Borrowing a page from Walker Evans, an F.S.A. photographer of whom entire biographies have been written, I’ve chosen four characteristics for the authentic HDR photographer. HDR photographers can strive to have these qualities.

1. They have absolute fidelity to the medium of photography. They strive to use the HDR camera as the incredible instrument of symbolic actuality that it is. An authentic HDR photographer respects the portrait subject.

2. An authentic HDR photographer uses HDR methods to serve a larger purpose than the technique itself.  If they use tone mapping, XDR, exposure fusion, texture fusion, Orton, or bracketed exposures- the processing is done to create an uncontrived result.

3. Composition is everything. The HDR work shows a rightness of framing-what is put in and what is left out.  The image space in an HDR photograph is distinctly defined.

4. They employ a general, but unobtrusive technical mastery with their HDR processing.

Walker Evans, working briefly for the Farm Security Administration during the Depression, developed these criteria to define qualities of seasoned photographers, and I’ve applied them to the HDR photographer. In the hands of these photographers, the HDR process can be one of symbolic actuality. HDR photography as its best expresses the humanity, symbolism, or feeling of the scene, portrait, or nature image; its maker can choose HDR techniques as part of the craft, not to shout out that it’s art because high dynamic range methods were used.



NEW THINKING TO HANDLE HDR TOOLS

Emerging HDR photography demands new thinking in addition to digital photograph concepts. Once again, new camera/computer technology changes how we can see. When the French photographer Henri Cartier-Bresson wielded his newly introduced Leica in the 193o’s, he challenged a more static approach to that had preceded him. Almost for the next decade, the mainstream photographic community of his day responded to his vision by deriding his camera as a toy.

As HDR techniques  become second nature, the clarity of the picture idea and the photographers character become more important. Photographs are more than dynamic range, color, depth of focus,  and composition. They have an intent. The intent is deeper than finding solutions to the problems of high contrast, washed out highlights, and blocked shadows. Being an authentic HDR photographer is not solely about mastering HDR tools any more than samurai wisdom arises only from having a sharp sword. As a surgeon would employ years of training to use a scalpel, mastering HDR tools can mean knowing when to cut and when to abstain from doing so. 

 


 



SUMMARY


HDR photography can be uncontrived, distinct, subtle, and still allow photographers to express the exquisite detail present in the subject itself. It can strive to show a fully realized image that resonates with viewers. HDR critics should let go of rigid good vs. bad judgments, and Fact vs. Fantasy categories. An emphasis on the HDR photographer’s  character can help make HDR work interesting to viewers.
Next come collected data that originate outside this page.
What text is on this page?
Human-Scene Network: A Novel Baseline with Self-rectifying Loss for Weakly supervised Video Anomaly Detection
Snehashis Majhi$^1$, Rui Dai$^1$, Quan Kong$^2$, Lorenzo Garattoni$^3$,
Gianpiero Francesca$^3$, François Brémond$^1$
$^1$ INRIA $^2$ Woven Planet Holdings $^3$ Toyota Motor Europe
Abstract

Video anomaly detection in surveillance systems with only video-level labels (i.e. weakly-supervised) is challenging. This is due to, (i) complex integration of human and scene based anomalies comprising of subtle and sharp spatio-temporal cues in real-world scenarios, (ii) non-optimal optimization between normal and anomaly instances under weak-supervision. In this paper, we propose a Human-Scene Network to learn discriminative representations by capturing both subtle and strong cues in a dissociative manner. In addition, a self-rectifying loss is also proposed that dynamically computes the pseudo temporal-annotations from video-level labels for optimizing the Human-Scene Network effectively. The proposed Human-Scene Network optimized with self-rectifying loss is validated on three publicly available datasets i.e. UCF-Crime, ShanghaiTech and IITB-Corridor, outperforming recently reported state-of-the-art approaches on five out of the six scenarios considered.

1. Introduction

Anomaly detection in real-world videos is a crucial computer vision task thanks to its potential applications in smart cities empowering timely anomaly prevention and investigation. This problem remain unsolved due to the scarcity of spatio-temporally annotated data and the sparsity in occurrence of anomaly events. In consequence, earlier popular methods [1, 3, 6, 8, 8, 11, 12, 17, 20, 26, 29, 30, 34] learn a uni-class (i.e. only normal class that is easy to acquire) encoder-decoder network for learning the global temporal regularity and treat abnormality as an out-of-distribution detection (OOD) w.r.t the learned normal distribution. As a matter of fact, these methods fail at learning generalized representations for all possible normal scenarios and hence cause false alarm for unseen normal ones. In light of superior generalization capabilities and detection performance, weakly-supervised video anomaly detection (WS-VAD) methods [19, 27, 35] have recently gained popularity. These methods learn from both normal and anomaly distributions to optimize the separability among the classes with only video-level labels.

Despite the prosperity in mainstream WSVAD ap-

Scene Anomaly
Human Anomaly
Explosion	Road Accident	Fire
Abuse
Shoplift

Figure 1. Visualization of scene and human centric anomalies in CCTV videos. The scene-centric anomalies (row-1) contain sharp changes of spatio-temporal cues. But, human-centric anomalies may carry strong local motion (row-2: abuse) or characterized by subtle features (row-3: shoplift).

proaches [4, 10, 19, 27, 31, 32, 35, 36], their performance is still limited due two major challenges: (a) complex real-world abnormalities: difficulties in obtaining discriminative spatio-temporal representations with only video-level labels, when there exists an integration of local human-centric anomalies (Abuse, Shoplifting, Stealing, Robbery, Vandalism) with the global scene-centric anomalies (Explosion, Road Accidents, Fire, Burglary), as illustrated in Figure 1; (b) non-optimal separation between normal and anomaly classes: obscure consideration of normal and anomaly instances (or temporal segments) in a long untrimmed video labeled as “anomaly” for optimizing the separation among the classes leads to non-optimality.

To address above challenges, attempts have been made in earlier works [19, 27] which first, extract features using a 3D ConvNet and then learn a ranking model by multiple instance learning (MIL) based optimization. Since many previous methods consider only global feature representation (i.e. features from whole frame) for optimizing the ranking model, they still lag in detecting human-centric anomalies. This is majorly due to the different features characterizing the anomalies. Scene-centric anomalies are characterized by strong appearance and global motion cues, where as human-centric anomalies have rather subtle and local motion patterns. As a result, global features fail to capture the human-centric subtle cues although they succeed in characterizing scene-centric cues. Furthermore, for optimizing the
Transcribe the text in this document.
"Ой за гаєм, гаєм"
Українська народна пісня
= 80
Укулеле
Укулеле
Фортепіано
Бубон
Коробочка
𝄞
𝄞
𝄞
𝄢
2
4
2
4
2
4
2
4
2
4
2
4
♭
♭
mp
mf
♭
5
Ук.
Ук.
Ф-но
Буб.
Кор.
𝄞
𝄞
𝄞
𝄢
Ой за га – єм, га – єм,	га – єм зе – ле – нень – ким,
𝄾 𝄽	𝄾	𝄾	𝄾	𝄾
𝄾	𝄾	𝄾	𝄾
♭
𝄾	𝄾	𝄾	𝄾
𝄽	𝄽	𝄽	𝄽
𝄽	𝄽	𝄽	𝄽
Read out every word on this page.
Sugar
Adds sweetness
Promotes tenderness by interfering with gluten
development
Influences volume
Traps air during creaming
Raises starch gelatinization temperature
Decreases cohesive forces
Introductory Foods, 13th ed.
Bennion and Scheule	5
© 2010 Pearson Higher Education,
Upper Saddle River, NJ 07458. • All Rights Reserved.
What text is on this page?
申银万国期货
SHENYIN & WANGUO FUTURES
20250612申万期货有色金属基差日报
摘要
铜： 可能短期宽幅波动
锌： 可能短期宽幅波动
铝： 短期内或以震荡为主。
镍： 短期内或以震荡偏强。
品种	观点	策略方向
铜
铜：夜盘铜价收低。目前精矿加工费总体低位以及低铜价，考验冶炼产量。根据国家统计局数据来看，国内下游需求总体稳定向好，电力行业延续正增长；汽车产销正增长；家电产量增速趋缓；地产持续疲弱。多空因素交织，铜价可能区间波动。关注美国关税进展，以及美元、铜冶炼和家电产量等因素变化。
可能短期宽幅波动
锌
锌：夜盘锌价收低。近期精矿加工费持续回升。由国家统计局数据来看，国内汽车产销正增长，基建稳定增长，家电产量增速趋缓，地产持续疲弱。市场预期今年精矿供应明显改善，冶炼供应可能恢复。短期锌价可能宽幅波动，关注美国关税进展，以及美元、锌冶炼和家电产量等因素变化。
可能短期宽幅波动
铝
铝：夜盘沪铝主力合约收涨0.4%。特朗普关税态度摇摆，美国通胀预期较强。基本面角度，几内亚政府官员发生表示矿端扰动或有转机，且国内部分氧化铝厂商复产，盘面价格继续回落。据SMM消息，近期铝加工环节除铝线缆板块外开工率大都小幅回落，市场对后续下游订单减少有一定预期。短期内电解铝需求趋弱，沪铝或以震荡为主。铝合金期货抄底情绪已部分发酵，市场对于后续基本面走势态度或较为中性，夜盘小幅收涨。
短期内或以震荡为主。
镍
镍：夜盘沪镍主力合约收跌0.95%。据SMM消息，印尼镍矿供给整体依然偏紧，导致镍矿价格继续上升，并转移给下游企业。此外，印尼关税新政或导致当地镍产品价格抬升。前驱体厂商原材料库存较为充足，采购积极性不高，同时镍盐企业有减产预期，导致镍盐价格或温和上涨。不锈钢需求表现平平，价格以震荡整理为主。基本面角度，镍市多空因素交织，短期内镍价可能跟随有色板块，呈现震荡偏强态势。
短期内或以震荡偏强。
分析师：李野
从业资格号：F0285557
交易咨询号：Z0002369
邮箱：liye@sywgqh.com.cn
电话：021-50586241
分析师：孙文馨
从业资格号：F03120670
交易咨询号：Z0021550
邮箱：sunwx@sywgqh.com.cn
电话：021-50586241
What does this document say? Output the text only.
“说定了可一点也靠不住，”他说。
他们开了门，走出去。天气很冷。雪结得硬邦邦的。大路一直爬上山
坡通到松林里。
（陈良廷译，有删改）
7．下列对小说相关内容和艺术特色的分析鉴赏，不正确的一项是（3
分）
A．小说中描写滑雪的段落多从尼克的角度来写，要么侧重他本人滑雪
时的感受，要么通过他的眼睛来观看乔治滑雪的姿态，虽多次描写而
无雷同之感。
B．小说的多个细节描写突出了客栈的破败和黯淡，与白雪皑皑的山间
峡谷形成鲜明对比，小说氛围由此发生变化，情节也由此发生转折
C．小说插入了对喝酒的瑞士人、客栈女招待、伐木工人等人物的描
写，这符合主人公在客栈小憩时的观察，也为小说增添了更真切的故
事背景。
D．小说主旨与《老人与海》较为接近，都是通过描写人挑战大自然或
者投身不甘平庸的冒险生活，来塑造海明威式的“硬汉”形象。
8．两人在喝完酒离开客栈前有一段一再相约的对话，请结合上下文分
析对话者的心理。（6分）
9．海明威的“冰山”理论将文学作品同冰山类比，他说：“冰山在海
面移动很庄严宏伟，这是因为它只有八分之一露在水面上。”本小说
We can heighten our appreciation for HDR photography and its growing practice. 

        

James Austin has been a commercial, studio, wedding, and nature photographer. He now devotes his daily image making to adventure photography. For the past decade Austin has written on photography for Apogee Photo Magazine and he is the author of three photography books including Photopia: Seeing Far and Wild. 
        

While his work was exhibited at the Smithsonian Natural History Museum in Washington, D.C. , the Photographer's Gallery in Denver, and the Denver Art Museum, James was an assistant professor teaching digital imaging in the Design Department of Metro State College of Denver.  Austin currently teaches adventure photography workshops. An Adobe Certified Expert, he instructs photographers in digital imaging work-flow and Photoshop.